El estudiantado de la UNLu comenzó la toma del hall central y el pabellón de las aulas 100 y 500. Mientras desde el rectorado esquivan responsabilizar al gobierno nacional del ajuste, las y los estudiantes protagonizan el rechazo al recorte presupuestario de la educación pública.

Debido a la crisis educativa que atraviesa nuestro país en todos sus niveles, los estudiantes universitarios realizaron una asamblea de estudiantes el martes 4 de septiembre en donde decidieron realizar una toma parcial de la sede Central de la Universidad. Puntualmente el pabellón de las aulas 100, 500, Hall Central, rectorado y Consejo Superior, que durará 48 horas, concluyendo con un corte de ruta el día viernes.

La toma comenzó el miércoles a las 10 de la noche en donde asamblea, los estudiantes llevaron a cabo un análisis y debate coyuntural del conflicto universitario a nivel nacional, haciendo hincapié en cómo afecta dicha situación a la UNLu. Los estudiantes analizaron que  «este ajuste responde a una serie de políticas implementadas por el gobierno nacional, provincial y municipal acorde a los lineamientos económicos exigidos por el Fondo Monetario Internacional y el poder financiero».

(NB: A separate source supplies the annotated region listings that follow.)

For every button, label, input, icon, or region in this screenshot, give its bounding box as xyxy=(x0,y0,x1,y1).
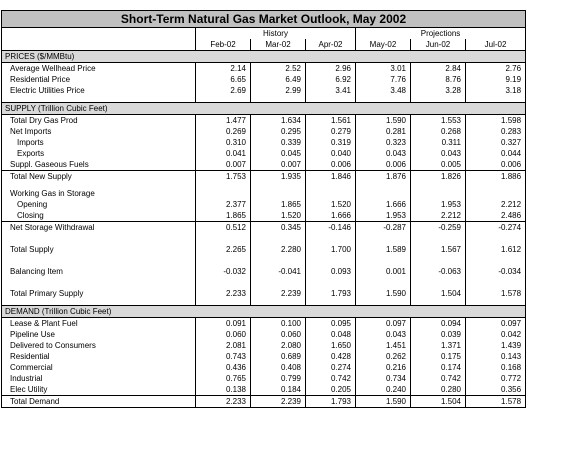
value-cell: 2.212 xyxy=(411,210,466,222)
row-label: Balancing Item xyxy=(2,261,196,277)
value-cell: 1.590 xyxy=(356,115,411,127)
value-cell: -0.259 xyxy=(411,222,466,234)
value-cell: 1.520 xyxy=(251,210,306,222)
value-cell: 0.268 xyxy=(411,126,466,137)
value-cell: 1.666 xyxy=(306,210,356,222)
value-cell: 1.666 xyxy=(356,199,411,210)
value-cell: 0.045 xyxy=(251,148,306,159)
value-cell: -0.032 xyxy=(196,261,251,277)
table-row xyxy=(2,159,526,171)
value-cell: 2.239 xyxy=(251,283,306,299)
value-cell: 1.561 xyxy=(306,115,356,127)
value-cell: 0.772 xyxy=(466,373,526,384)
outlook-table xyxy=(1,10,526,408)
value-cell: 1.650 xyxy=(306,340,356,351)
table-row xyxy=(2,115,526,127)
value-cell: 0.262 xyxy=(356,351,411,362)
value-cell: 0.006 xyxy=(356,159,411,171)
value-cell: 1.598 xyxy=(466,115,526,127)
supply-section-header xyxy=(2,103,526,115)
value-cell: 8.76 xyxy=(411,74,466,85)
value-cell: 2.239 xyxy=(251,396,306,408)
value-cell: -0.063 xyxy=(411,261,466,277)
value-cell: 0.143 xyxy=(466,351,526,362)
demand-section-header xyxy=(2,306,526,318)
value-cell: 1.886 xyxy=(466,171,526,183)
value-cell: 0.001 xyxy=(356,261,411,277)
value-cell: 2.265 xyxy=(196,239,251,255)
row-label: Closing xyxy=(2,210,196,222)
value-cell: 1.590 xyxy=(356,396,411,408)
value-cell: -0.146 xyxy=(306,222,356,234)
value-cell: 2.080 xyxy=(251,340,306,351)
table-row xyxy=(2,384,526,396)
value-cell: 1.567 xyxy=(411,239,466,255)
value-cell: 1.553 xyxy=(411,115,466,127)
value-cell: 1.578 xyxy=(466,283,526,299)
prices-section-header xyxy=(2,51,526,63)
table-row xyxy=(2,210,526,222)
value-cell: 0.339 xyxy=(251,137,306,148)
value-cell: 1.826 xyxy=(411,171,466,183)
value-cell: 0.007 xyxy=(196,159,251,171)
value-cell: 3.01 xyxy=(356,63,411,75)
month-header: May-02 xyxy=(356,39,411,51)
value-cell: 0.323 xyxy=(356,137,411,148)
value-cell: 0.040 xyxy=(306,148,356,159)
value-cell: 3.48 xyxy=(356,85,411,96)
value-cell: 0.799 xyxy=(251,373,306,384)
value-cell: 0.043 xyxy=(356,148,411,159)
value-cell: 1.935 xyxy=(251,171,306,183)
table-row xyxy=(2,188,526,199)
value-cell: 0.436 xyxy=(196,362,251,373)
history-label: History xyxy=(196,28,356,40)
value-cell: 0.094 xyxy=(411,318,466,330)
value-cell: 0.269 xyxy=(196,126,251,137)
value-cell: 1.865 xyxy=(251,199,306,210)
value-cell: 0.283 xyxy=(466,126,526,137)
table-row xyxy=(2,396,526,408)
value-cell: 1.612 xyxy=(466,239,526,255)
value-cell: 0.311 xyxy=(411,137,466,148)
row-label: Residential Price xyxy=(2,74,196,85)
value-cell: 1.578 xyxy=(466,396,526,408)
value-cell: 0.044 xyxy=(466,148,526,159)
row-label: Net Storage Withdrawal xyxy=(2,222,196,234)
table-row xyxy=(2,340,526,351)
table-row xyxy=(2,351,526,362)
value-cell: 1.753 xyxy=(196,171,251,183)
value-cell: 2.377 xyxy=(196,199,251,210)
row-label: Total Dry Gas Prod xyxy=(2,115,196,127)
value-cell: 0.345 xyxy=(251,222,306,234)
value-cell: 2.280 xyxy=(251,239,306,255)
value-cell: 0.006 xyxy=(306,159,356,171)
table-row xyxy=(2,318,526,330)
value-cell: 0.184 xyxy=(251,384,306,396)
value-cell: 1.793 xyxy=(306,396,356,408)
value-cell: 1.865 xyxy=(196,210,251,222)
value-cell: 1.634 xyxy=(251,115,306,127)
value-cell: 0.093 xyxy=(306,261,356,277)
value-cell: 0.205 xyxy=(306,384,356,396)
table-row xyxy=(2,148,526,159)
value-cell: 2.233 xyxy=(196,283,251,299)
value-cell: 2.081 xyxy=(196,340,251,351)
value-cell: 0.007 xyxy=(251,159,306,171)
outlook-table-container xyxy=(1,10,525,408)
value-cell: 1.451 xyxy=(356,340,411,351)
value-cell: 0.175 xyxy=(411,351,466,362)
value-cell: 3.18 xyxy=(466,85,526,96)
row-label: Delivered to Consumers xyxy=(2,340,196,351)
value-cell: 0.742 xyxy=(411,373,466,384)
value-cell: 0.097 xyxy=(356,318,411,330)
value-cell: 0.091 xyxy=(196,318,251,330)
value-cell: 1.793 xyxy=(306,283,356,299)
value-cell: 6.49 xyxy=(251,74,306,85)
value-cell: 0.060 xyxy=(251,329,306,340)
value-cell: 1.504 xyxy=(411,396,466,408)
row-label: Total New Supply xyxy=(2,171,196,183)
table-row xyxy=(2,373,526,384)
value-cell: 0.168 xyxy=(466,362,526,373)
value-cell: 0.043 xyxy=(411,148,466,159)
row-label: Total Primary Supply xyxy=(2,283,196,299)
value-cell: 0.281 xyxy=(356,126,411,137)
value-cell: 0.408 xyxy=(251,362,306,373)
value-cell: 0.310 xyxy=(196,137,251,148)
month-header: Feb-02 xyxy=(196,39,251,51)
value-cell: 7.76 xyxy=(356,74,411,85)
table-row xyxy=(2,74,526,85)
value-cell: -0.041 xyxy=(251,261,306,277)
table-row xyxy=(2,261,526,277)
value-cell: 2.96 xyxy=(306,63,356,75)
row-label: Elec Utility xyxy=(2,384,196,396)
value-cell: 0.512 xyxy=(196,222,251,234)
value-cell: 1.953 xyxy=(411,199,466,210)
value-cell: 1.590 xyxy=(356,283,411,299)
value-cell: 3.28 xyxy=(411,85,466,96)
row-label: Average Wellhead Price xyxy=(2,63,196,75)
value-cell: 6.65 xyxy=(196,74,251,85)
value-cell: 0.280 xyxy=(411,384,466,396)
section-title: DEMAND (Trillion Cubic Feet) xyxy=(2,306,526,318)
value-cell: 6.92 xyxy=(306,74,356,85)
month-header: Jun-02 xyxy=(411,39,466,51)
value-cell: 0.039 xyxy=(411,329,466,340)
value-cell: 0.319 xyxy=(306,137,356,148)
value-cell: 0.042 xyxy=(466,329,526,340)
value-cell: 1.589 xyxy=(356,239,411,255)
value-cell: 0.048 xyxy=(306,329,356,340)
value-cell: 0.742 xyxy=(306,373,356,384)
table-row xyxy=(2,239,526,255)
value-cell: 1.846 xyxy=(306,171,356,183)
value-cell: 1.439 xyxy=(466,340,526,351)
outlook-table-body xyxy=(2,11,526,408)
value-cell: 0.327 xyxy=(466,137,526,148)
month-header: Apr-02 xyxy=(306,39,356,51)
value-cell: 0.295 xyxy=(251,126,306,137)
value-cell: 2.14 xyxy=(196,63,251,75)
value-cell: 2.212 xyxy=(466,199,526,210)
value-cell: 0.765 xyxy=(196,373,251,384)
value-cell: 0.095 xyxy=(306,318,356,330)
value-cell: 0.174 xyxy=(411,362,466,373)
value-cell: 2.76 xyxy=(466,63,526,75)
value-cell: 0.100 xyxy=(251,318,306,330)
row-label: Total Demand xyxy=(2,396,196,408)
row-label: Lease & Plant Fuel xyxy=(2,318,196,330)
value-cell: 2.486 xyxy=(466,210,526,222)
row-label: Industrial xyxy=(2,373,196,384)
value-cell: 0.097 xyxy=(466,318,526,330)
value-cell: 0.356 xyxy=(466,384,526,396)
row-label: Total Supply xyxy=(2,239,196,255)
value-cell: 0.240 xyxy=(356,384,411,396)
table-row xyxy=(2,362,526,373)
value-cell: -0.287 xyxy=(356,222,411,234)
value-cell: 1.953 xyxy=(356,210,411,222)
value-cell: 0.743 xyxy=(196,351,251,362)
row-label: Net Imports xyxy=(2,126,196,137)
value-cell: 1.477 xyxy=(196,115,251,127)
month-header: Jul-02 xyxy=(466,39,526,51)
table-row xyxy=(2,85,526,96)
value-cell: 0.689 xyxy=(251,351,306,362)
table-row xyxy=(2,126,526,137)
value-cell: 2.99 xyxy=(251,85,306,96)
row-label: Exports xyxy=(2,148,196,159)
section-title: PRICES ($/MMBtu) xyxy=(2,51,526,63)
value-cell: 0.428 xyxy=(306,351,356,362)
value-cell: 2.69 xyxy=(196,85,251,96)
row-label: Opening xyxy=(2,199,196,210)
row-label: Suppl. Gaseous Fuels xyxy=(2,159,196,171)
value-cell: 0.279 xyxy=(306,126,356,137)
value-cell: 1.504 xyxy=(411,283,466,299)
value-cell: 0.006 xyxy=(466,159,526,171)
value-cell: 2.233 xyxy=(196,396,251,408)
table-row xyxy=(2,329,526,340)
value-cell: 2.84 xyxy=(411,63,466,75)
table-row xyxy=(2,171,526,183)
row-label: Pipeline Use xyxy=(2,329,196,340)
row-label: Commercial xyxy=(2,362,196,373)
value-cell: 1.520 xyxy=(306,199,356,210)
table-row xyxy=(2,137,526,148)
table-title: Short-Term Natural Gas Market Outlook, May 2002 xyxy=(2,11,526,28)
value-cell: 0.216 xyxy=(356,362,411,373)
month-header: Mar-02 xyxy=(251,39,306,51)
value-cell: 0.043 xyxy=(356,329,411,340)
value-cell: 1.876 xyxy=(356,171,411,183)
row-label: Electric Utilities Price xyxy=(2,85,196,96)
value-cell: 0.138 xyxy=(196,384,251,396)
table-row xyxy=(2,63,526,75)
row-label: Residential xyxy=(2,351,196,362)
value-cell: 3.41 xyxy=(306,85,356,96)
value-cell: 0.060 xyxy=(196,329,251,340)
value-cell: 1.371 xyxy=(411,340,466,351)
section-title: SUPPLY (Trillion Cubic Feet) xyxy=(2,103,526,115)
value-cell: 2.52 xyxy=(251,63,306,75)
value-cell: -0.274 xyxy=(466,222,526,234)
value-cell: 0.041 xyxy=(196,148,251,159)
table-row xyxy=(2,222,526,234)
value-cell: 1.700 xyxy=(306,239,356,255)
value-cell: 0.734 xyxy=(356,373,411,384)
value-cell: 0.274 xyxy=(306,362,356,373)
projections-label: Projections xyxy=(356,28,526,40)
value-cell: -0.034 xyxy=(466,261,526,277)
table-row xyxy=(2,283,526,299)
value-cell: 9.19 xyxy=(466,74,526,85)
row-label: Working Gas in Storage xyxy=(2,188,196,199)
row-label: Imports xyxy=(2,137,196,148)
value-cell: 0.005 xyxy=(411,159,466,171)
table-row xyxy=(2,199,526,210)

Asimismo, cargaron contra el rectorado de la universidad, sosteniendo que «en un contexto de tarifazos, despidos masivos, represión, paritarias a la baja, pérdida de poder adquisitivo de los salarios, se suma a toda la comunidad universitaria de la Universidad Nacional de Luján un ajuste por parte del rectorado de Lapolla – Gei y sus cómplices dentro del Consejo Superior, quienes privatizaron el comedor universitario desoyendo el reclamo histórico del movimiento estudiantil como así también mantienen el centro de copiado en manos de empresas privadas, sumado a un recorte sistemático de becas estudiantiles, materializando la expulsión de aquellos estudiantes que no pueden sostener su permanencia y egreso dentro de la universidad».

Por su parte, y en contramano de lo que sostienen estudiantes y docentes universitarios, el rector de la UNLu, Lapolla explicó en una entrevista a El Civismo que «no hubo un desfinanciamiento de la educación universitaria pública por parte del gobierno nacional. Pero a nosotros lo que nos preocupa fundamentalmente es lo que pueda pasar en 2019».

Llamativamente, Antonio Lapolla no analizó un desfinanciamiento en la política educativa: «No podría hablar de una política de ajuste. En realidad si nosotros analizamos estos últimos ejercicios presupuestarios no aparece eso».

Al tiempo que en referencia de las limitaciones debido a la falta de presupuesto, Lapolla minimizó el impacto sosteniendo  que únicamente debieron recortar «algunas compras que no considerábamos fundamentales y podíamos diferir para más adelante, algunos viajes que no son esenciales para el normal desarrollo de las carreras».

La asamblea que se realizó en la noche del miércoles, los estudiantes rechazaron la implementación de la denominada autoevaluación, que la gestión Lapolla – Gei lleva adelante acorde a los lineamientos de la Ley de Educación Superior y la CONEAU. Además de repudiar el ingreso de la UNLu al llamado Sistema de Reconocimiento académico, que busca equiparar las universidades públicas con las privadas y los terciarios.

Por último, se convocó al conjunto estudiantil, docentes de todos los niveles y trabajadores en general a construir conjuntamente medidas de lucha, a fortalecer la la toma, a acercar iniciativas y propuestas a las ya establecidas desde este espacio como clases públicas, charlas debate, volanteadas, intervenciones culturales, radio abierta, proyecciones, entre otras.